Il discorso di insediamento della prima presidenza Trump, nel 2017, è passato alla storia per l’«American carnage». La carneficina americana. Quella delle madri e dei bambini «intrappolati nella povertà nei nostri centri urbani», quella delle «fabbriche arrugginite sparse come lapidi nel paesaggio della nostra nazione», quella delle gang e della droga «che hanno rubato troppe vite», e che Donald Trump prometteva di fermare, una volta per tutte.
Il discorso di insediamento della sua seconda presidenza, che si terrà oggi alle 12 (le 18 in Italia), minaccia di evocare piuttosto una carneficina europea. Quella che il presidente americano intende promuovere attivamente contro le istituzioni, gli avversari politici e le imprese concorrenti del vecchio continente, ma soprattutto contro l’idea stessa di un ordine internazionale basato su regole e principi, sia pure non sempre scrupolosamente e coerentemente osservati, di cui i paesi europei sono stati finora i maggiori beneficiari.
La lista degli invitati alla cerimonia parla da sola. L’edizione europea di Politico l’ha definita «un Who’s who globale dei populisti di destra». Da sempre, all’inaugurazione di una presidenza, rito tradizionale della politica interna americana, presenziavano i diplomatici, non certo capi di stato o di governo.
Trump ha invitato il leader della Cina comunista Xi Jinping, che manderà il suo vice, il presidente argentino Javier Milei, trumpiano della prima ora, e il padre della Brexit Nigel Farage, che in Gran Bretagna non ha alcun ruolo istituzionale di qualche rilievo, mentre non sorprendentemente si è ben guardato dall’invitare il premier Keir Starmer, bersaglio di una campagna di odio senza precedenti da parte di Elon Musk su X (fu Twitter).
Il caso più eclatante riguarda però l’Unione europea. Gli unici due leader invitati sono infatti il primo ministro ungherese – e cavallo di Troia putiniano nell’Ue – Viktor Orbán, che peraltro non andrà, e la nostra presidente del Consiglio, Giorgia Meloni, che invece ci andrà eccome (non foss’altro per far scoppiare di rabbia Matteo Salvini, che ha tentato di imbucarsi in ogni modo).

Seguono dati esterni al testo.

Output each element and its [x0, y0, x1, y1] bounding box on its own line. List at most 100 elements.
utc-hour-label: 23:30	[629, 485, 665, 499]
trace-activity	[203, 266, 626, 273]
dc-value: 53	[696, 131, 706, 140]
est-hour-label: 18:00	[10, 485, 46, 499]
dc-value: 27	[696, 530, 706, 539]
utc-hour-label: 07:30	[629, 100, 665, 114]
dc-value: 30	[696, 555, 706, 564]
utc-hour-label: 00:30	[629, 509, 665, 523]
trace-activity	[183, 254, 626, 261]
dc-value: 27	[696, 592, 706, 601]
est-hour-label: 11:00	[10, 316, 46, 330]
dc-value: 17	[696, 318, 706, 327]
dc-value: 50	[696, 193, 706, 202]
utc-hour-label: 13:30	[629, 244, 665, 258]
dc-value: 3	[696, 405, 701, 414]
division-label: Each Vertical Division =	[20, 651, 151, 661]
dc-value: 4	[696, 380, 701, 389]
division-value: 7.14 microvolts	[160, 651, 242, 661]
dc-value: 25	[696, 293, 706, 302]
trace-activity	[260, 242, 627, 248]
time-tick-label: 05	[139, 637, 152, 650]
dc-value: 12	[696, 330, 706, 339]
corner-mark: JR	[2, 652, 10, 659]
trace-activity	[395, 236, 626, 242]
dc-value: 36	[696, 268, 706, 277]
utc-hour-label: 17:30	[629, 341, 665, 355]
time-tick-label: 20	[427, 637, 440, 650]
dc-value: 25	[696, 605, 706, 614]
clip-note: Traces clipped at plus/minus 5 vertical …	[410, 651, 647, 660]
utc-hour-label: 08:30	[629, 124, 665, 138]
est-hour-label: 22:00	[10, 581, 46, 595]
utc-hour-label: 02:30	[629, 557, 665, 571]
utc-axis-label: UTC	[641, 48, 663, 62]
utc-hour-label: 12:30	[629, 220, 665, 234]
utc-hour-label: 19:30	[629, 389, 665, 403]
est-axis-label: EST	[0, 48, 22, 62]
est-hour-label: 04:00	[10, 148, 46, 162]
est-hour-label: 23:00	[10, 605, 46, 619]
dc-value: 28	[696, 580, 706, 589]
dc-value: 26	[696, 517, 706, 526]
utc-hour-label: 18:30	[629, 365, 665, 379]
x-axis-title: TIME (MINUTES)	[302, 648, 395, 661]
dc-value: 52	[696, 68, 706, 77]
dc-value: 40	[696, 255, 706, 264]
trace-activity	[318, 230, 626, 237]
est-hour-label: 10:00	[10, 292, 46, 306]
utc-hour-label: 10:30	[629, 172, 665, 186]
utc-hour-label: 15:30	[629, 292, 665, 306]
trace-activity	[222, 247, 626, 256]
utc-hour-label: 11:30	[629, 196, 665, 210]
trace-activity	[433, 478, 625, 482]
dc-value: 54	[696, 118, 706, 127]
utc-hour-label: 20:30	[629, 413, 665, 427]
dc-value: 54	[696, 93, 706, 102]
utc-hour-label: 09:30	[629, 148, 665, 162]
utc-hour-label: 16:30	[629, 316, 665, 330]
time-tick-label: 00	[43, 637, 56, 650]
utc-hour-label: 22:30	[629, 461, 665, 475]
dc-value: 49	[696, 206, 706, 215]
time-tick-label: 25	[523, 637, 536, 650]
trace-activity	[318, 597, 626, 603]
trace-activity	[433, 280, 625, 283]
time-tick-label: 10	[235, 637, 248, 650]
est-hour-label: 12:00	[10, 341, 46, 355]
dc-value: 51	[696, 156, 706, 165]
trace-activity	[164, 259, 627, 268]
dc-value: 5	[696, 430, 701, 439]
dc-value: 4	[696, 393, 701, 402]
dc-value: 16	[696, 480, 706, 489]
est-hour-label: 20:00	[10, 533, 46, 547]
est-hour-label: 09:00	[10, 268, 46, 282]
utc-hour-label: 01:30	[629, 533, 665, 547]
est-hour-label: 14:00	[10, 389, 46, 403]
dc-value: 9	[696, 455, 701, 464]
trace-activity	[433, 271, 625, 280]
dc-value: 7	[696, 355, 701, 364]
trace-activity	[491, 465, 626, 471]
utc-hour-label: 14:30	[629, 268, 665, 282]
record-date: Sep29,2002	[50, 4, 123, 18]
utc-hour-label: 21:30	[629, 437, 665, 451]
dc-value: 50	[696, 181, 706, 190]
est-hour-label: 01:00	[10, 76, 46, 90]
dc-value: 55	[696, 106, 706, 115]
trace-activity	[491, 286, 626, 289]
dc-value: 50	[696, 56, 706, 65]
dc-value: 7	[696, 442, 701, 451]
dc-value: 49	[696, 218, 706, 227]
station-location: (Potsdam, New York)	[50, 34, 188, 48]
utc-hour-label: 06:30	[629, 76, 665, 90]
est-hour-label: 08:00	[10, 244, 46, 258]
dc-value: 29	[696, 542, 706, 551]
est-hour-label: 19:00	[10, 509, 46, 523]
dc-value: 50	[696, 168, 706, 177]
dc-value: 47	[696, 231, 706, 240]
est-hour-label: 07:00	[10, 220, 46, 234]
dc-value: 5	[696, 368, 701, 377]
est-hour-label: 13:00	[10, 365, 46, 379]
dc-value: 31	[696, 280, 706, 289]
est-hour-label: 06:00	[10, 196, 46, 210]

Nemmeno un Whatsapp dell’ultimo minuto è stato mandato invece alla presidente della Commissione, Ursula von der Leyen, che dopo avere spalancato a Meloni le porte della maggioranza, facendo il doppio e il triplo gioco con gli altri partiti che la componevano, si vede ora ripagata con la giusta moneta. Nonostante il suo «silenzio assordante» davanti al «tornado Trump-Musk» stigmatizzato da Philippe Bernard.
Secondo l’editorialista del Monde «la rabbia di Elon Musk e Mark Zuckerberg nei confronti delle normative europee sulla moderazione dei contenuti e sulla concorrenza suggerisce tuttavia che l’Europa, se supera le sue divisioni e mantiene la sua posizione, ha un mezzo per affermare la sua specificità sostenendo un Web “civilizzato” e umanizzato». Vaste programme. Le premesse, finora, non sembrano incoraggianti, considerando la divisione dell’Ue a fronte di un presidente americano che non esita a suonare l’adunata di tutti i suoi nemici interni.
Nel 2017, come ricorda oggi Charles Kupchan in un’intervista al Corriere della sera, «c’era Steve Bannon che cercava di costruire un’alleanza populista internazionale», mentre adesso è Musk a tentare «la stessa operazione». Va anche detto, ma questo lo aggiungo io, che l’avventura politica di Bannon finì, sia pure non per molto, nelle patrie galere. Con Musk temo che non saremo così fortunati.